Plutarch · a new plain-English translation from the Greek
Pindar's Caeneus underwent his trial by being made, implausibly, unbreakable by iron and impervious in body, and then, unwounded, sank down beneath the earth, "splitting the ground with upright foot." But the Stoic Lapith, forged as it were out of adamantine matter by their own doctrine of impassivity, is not in fact unwoundable, nor immune to disease, nor without pain; rather he remains fearless and free from grief and unconquered and unconstrained, even while being wounded, feeling pain, being racked—amid the razing of his homeland, amid such sufferings.
So while Pindar's Caeneus, when struck, is not wounded, the Stoic sage, when shut up, is not hindered, and when thrown down a precipice is not compelled, and when racked on the wheel is not tortured, and when maimed is not harmed, and when he falls in wrestling he remains unconquered, and when walled in under siege he is unbesieged, and when sold he is unconquerable by his enemies—no different from those ships inscribed "Fair Voyage" or "Providence the Savior" or "Good Care," which nevertheless are caught in storms and wrecked and capsized. ("The Stoics say more absurd things than the poets.")

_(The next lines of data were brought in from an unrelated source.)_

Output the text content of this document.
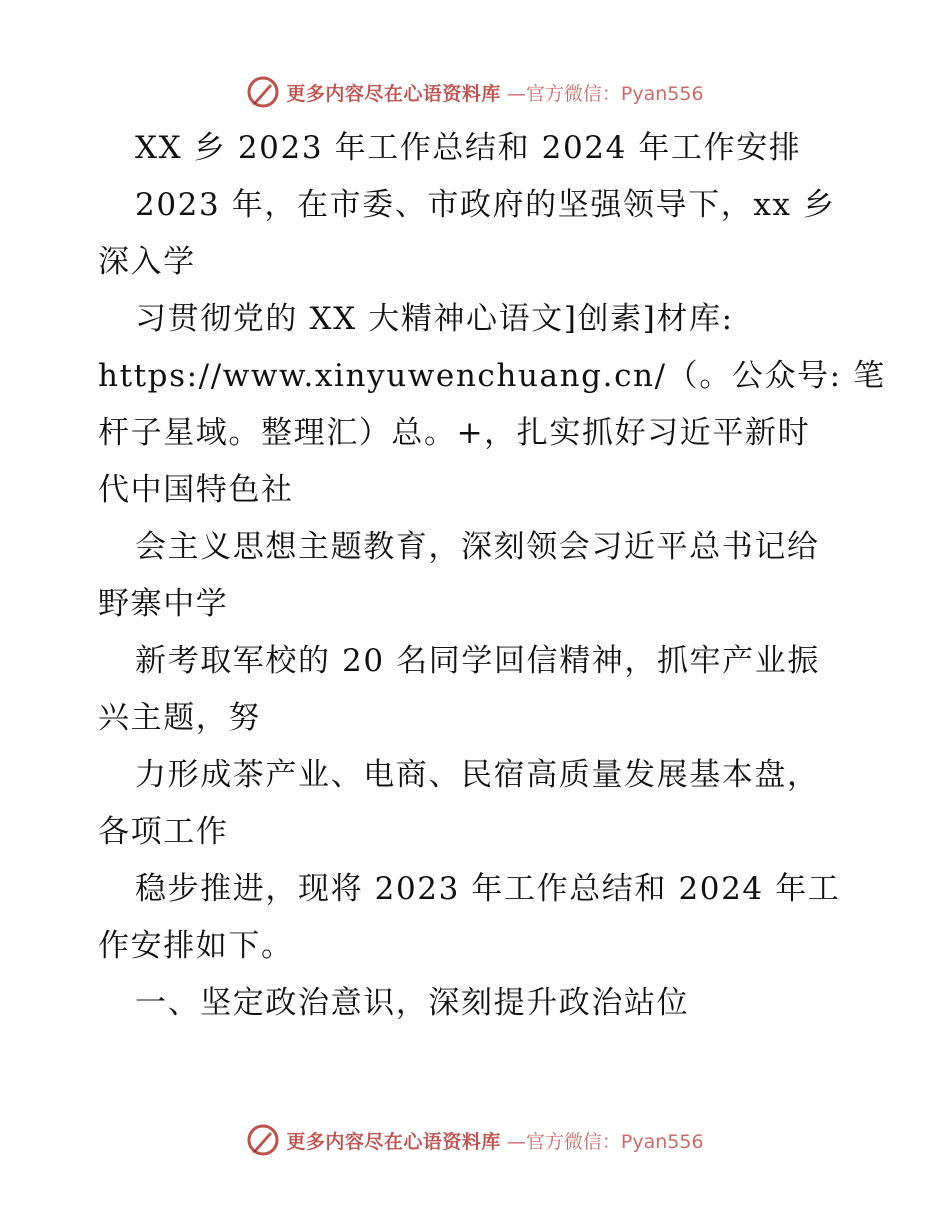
更多内容尽在心语资料库 —官方微信：Pyan556
XX 乡 2023 年工作总结和 2024 年工作安排
2023 年，在市委、市政府的坚强领导下，xx 乡
深入学
习贯彻党的 XX 大精神心语文]创素]材库:
https://www.xinyuwenchuang.cn/（。公众号: 笔
杆子星域。整理汇）总。+，扎实抓好习近平新时
代中国特色社
会主义思想主题教育，深刻领会习近平总书记给
野寨中学
新考取军校的 20 名同学回信精神，抓牢产业振
兴主题，努
力形成茶产业、电商、民宿高质量发展基本盘，
各项工作
稳步推进，现将 2023 年工作总结和 2024 年工
作安排如下。
一、坚定政治意识，深刻提升政治站位
更多内容尽在心语资料库 —官方微信：Pyan556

Euripides' Iolaus, from being feeble and past his prime, by some prayer suddenly became young and strong for battle; but the Stoic sage, who yesterday was the most shameful and the most wicked of men, today has suddenly changed and become, out of one
wrinkled and pallid and, in Aeschylus's words, out of a wretched old man racked with pain in the loins and limbs, a comely, godlike, beautifully formed being—just as Odysseus's wrinkles and baldness and unsightliness were stripped away by Athena so that he might appear handsome. But the sage of these philosophers, though old age has not left his body but has rather added to it and heaped further burdens upon it—remaining, as it may happen, bent, toothless, one-eyed—is nevertheless neither shameful nor ill-formed
nor ugly of face. For the Stoic form of love, just as dung-beetles are said to shun perfume and pursue foul odors, so, consorting with the ugliest and most misshapen, turns away from them precisely when they change into beauty and comeliness through wisdom. The man who was, among the Stoics, the most wicked, if it should so happen, in the morning, becomes by evening the best: and though he lay down struck senseless and ignorant and unjust and undisciplined and
yes, by Zeus, a slave and poor and destitute, he rises the very same day having become a king and rich and blessed, both temperate and just and steadfast and free of false opinion: not by growing a beard, nor youthful vigor in a body young and tender, but in a soul weak and tender and unmanly and unsteady having acquired perfect understanding, the height of prudence, a godlike disposition, knowledge free of false opinion, and
an unshakable condition—with wickedness having yielded nothing to him beforehand, but suddenly, I might almost say, becoming some hero or spirit or god out of the worst of beasts. For it is possible to say that one who receives virtue from the Stoa may pray for whatever he wishes, and everything shall come to him: it brings wealth, it holds kingship, it grants good fortune, it makes men blessed in fortune and self-sufficient and wanting nothing—though not possessing so much as a single drachma from home—
for the mythic account of the poet, keeping to what is reasonable, nowhere leaves Heracles in want of necessities, but as if from a spring it flows to him and to those with him; whereas the man who has received the Stoic Amaltheia has become rich, yet he begs his food from others: and he is a king, yet works out syllogisms for hire, and he alone possesses everything, yet pays rent
and buys his barley meal, often borrowing or begging from those who have nothing themselves. And whereas the king of the Ithacans begs in order to conceal who he is, wishing and contriving to make himself as much as possible "like a wretched beggar," the man from the Stoa, shouting loudly and crying out, "I alone am king, I alone am rich," is often seen at other men's doors saying, give
me a cloak, Hipponax, for I am terribly cold and my teeth are chattering.